Granted, people like Kayser are probably not as stupid or racist (lost maybe, described by some as the runt of the litter in his family) as Horne who has stated that public education should, “not be held captive to radical, political elements and that students treat each other as individuals — not on the basis of the race they were born into.”
So exactly when will the LAUSD Board affirm that the ethnic studies courses will teach: “not only to confront empire, but to lay siege to it. To deprive it of oxygen. To shame it. To mock it. With our art, our music, our literature, our stubbornness, our joy, our brilliance, our sheer relentlessness – and our ability to tell our own stories. Stories that are different from the ones we’re being brainwashed to believe.” as called for by ethnic studies coalition members and Kayser party-builders?
“Brainwashed”? Did LAUSD just accept that it “brainwashed” students for decades?
Is that what the six LAUSD Board members voted yes to?
More importantly when and how will the Ethnic Studies resolution be funded?
The victory, if there is one, should include at least start up funding for the resolution which can conservatively be estimated at $50,000 to $500,000 per high school. Oddly, the ethnic studies coalition did not call to raise funds for Ethnic Studies resolution implementation – just to pay for Kayser’s campaign. But then, LAUSD is in a perennial deficit.
Surviving the deficit is entirely possible for LAUSD, but as the bureaucrats like to tell us, they have to make hard decisions – like selling Beaudry, decentralizing administration and turning over control of the education of our communities’ children back to the community. It is interesting that neither El Rancho Unified School District’s (ERUSD) board of education nor LAUSD’s Board have actually funded the resolution promoting ethnic studies. For its part, ERUSD has a deficit of $5,000,000 projected to grow to $9,000,000 over three years and is currently in a type of financial receivership under the Los Angeles County Office of Education. So for all the publicity and banter – there is no true ethical commitment to either of these resolutions without the financial commitment of resources. This means that all the hype is made for Hollywood, but our children need REALITY.
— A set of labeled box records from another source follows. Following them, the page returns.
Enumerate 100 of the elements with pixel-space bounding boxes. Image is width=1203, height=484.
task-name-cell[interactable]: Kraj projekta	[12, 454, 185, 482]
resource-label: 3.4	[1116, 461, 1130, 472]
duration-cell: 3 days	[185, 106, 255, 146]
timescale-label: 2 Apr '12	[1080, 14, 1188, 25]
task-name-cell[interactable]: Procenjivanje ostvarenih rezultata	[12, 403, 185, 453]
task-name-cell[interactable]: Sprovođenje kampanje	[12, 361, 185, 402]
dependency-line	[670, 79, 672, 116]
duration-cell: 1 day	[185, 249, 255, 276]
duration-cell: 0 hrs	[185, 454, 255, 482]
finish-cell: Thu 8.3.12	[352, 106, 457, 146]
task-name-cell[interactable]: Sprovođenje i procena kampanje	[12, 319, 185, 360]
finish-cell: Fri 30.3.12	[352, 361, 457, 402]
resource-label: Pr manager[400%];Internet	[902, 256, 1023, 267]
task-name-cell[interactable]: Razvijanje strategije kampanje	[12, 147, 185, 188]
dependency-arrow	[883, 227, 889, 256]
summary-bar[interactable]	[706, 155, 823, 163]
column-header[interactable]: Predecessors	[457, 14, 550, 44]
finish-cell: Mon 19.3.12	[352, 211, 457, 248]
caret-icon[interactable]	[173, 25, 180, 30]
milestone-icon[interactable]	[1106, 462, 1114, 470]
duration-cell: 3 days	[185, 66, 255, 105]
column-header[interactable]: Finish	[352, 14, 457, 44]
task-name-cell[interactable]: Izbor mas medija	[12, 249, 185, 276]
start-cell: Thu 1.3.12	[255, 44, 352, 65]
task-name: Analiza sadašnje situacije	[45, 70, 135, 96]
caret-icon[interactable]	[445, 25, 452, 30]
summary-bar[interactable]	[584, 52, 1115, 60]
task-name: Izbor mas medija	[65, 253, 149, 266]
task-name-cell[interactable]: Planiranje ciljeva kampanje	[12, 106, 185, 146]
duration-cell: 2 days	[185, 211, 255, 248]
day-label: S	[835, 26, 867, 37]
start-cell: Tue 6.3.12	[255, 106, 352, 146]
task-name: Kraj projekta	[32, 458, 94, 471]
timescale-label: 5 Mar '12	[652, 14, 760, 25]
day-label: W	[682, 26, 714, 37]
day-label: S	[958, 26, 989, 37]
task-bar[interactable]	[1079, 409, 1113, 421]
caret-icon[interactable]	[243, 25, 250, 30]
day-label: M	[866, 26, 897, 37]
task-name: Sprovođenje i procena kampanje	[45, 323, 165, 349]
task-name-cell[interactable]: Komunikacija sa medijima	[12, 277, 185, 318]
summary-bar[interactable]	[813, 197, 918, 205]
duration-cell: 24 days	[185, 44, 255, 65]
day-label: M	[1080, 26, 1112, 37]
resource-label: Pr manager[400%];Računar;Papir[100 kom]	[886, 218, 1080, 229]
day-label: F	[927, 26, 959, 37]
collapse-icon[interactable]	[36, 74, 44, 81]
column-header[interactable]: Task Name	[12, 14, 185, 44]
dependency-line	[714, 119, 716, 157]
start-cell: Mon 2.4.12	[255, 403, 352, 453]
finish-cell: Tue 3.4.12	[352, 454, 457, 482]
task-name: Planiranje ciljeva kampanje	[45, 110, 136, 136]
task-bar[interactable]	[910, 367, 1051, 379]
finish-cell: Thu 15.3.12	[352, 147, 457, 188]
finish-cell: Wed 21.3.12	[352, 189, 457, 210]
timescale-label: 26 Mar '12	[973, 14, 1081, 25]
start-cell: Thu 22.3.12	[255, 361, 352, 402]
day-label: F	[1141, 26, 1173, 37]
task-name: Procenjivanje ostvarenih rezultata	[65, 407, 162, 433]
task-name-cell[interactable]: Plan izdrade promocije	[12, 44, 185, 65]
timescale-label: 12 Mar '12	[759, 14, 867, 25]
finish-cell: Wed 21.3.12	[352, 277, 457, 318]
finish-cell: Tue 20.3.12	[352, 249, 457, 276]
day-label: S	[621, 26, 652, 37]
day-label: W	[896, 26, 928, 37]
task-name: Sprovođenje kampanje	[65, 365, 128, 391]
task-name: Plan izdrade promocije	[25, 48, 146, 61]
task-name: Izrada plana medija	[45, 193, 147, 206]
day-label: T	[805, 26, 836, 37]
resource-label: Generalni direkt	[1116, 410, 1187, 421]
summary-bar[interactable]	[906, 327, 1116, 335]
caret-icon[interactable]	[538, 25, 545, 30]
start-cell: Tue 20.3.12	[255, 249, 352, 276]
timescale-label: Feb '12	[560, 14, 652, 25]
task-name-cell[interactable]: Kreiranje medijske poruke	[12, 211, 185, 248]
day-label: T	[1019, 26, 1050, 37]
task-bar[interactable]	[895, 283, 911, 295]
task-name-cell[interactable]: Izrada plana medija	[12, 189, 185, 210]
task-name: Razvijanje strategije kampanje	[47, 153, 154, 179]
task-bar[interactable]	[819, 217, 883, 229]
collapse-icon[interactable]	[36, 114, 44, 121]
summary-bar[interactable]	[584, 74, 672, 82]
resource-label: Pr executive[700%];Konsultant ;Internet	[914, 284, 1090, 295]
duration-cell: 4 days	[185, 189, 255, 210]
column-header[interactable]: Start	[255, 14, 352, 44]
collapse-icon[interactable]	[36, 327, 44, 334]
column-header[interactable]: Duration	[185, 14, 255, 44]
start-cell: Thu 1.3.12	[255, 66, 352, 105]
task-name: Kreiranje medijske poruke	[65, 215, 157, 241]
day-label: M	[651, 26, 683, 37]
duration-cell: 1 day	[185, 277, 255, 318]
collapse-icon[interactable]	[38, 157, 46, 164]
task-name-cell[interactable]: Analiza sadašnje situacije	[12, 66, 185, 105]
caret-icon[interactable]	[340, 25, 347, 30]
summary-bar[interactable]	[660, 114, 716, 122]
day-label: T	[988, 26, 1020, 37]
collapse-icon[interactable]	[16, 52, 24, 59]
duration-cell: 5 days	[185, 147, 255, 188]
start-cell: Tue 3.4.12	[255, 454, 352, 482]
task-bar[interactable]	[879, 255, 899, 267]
An Anahuacalmecac alumni recently sought my help with a paper on Chicano “identity” for an introductory course in Chicana and Chicano Studies at a local public university. The course did not exist when I was an undergraduate, and exists now as a part of a department students of my generation organized to establish. The prompt challenges the student to explain the relevance of the Chicano “identity”. The paradigm of “identity” however, is thus set to individualize, personalize and de-politicize the struggle of the Chicano People. It is as a nation – an indigenous people – that Chicanos and Chicanas gain standing in questions of international law, not as individual citizens of an ethnic minority of the United States. The minority mentality of the ethnic studies paradigm is more than a convenient dialogue starter for teacher pedagogues at a union happy hour, it is in fact a counter-productive acquiescence to complicity with the deculturalization of our children in public schools continuing the legacy of boarding schools among indigenous peoples and a denigration of the consciousness and practice of sovereignty among indigenous Mexicans. Ethnic studies amalgamates, obfuscates and melts the distinction of indigenous peoples and our relations to land, culture, language and colonization. Certainly teachers can be trained to engage youth in their own decolonization – but who and how will the teachers become decolonized?
We remain open to critical dialogue on deculturalization in public schools and the work towards decolonization.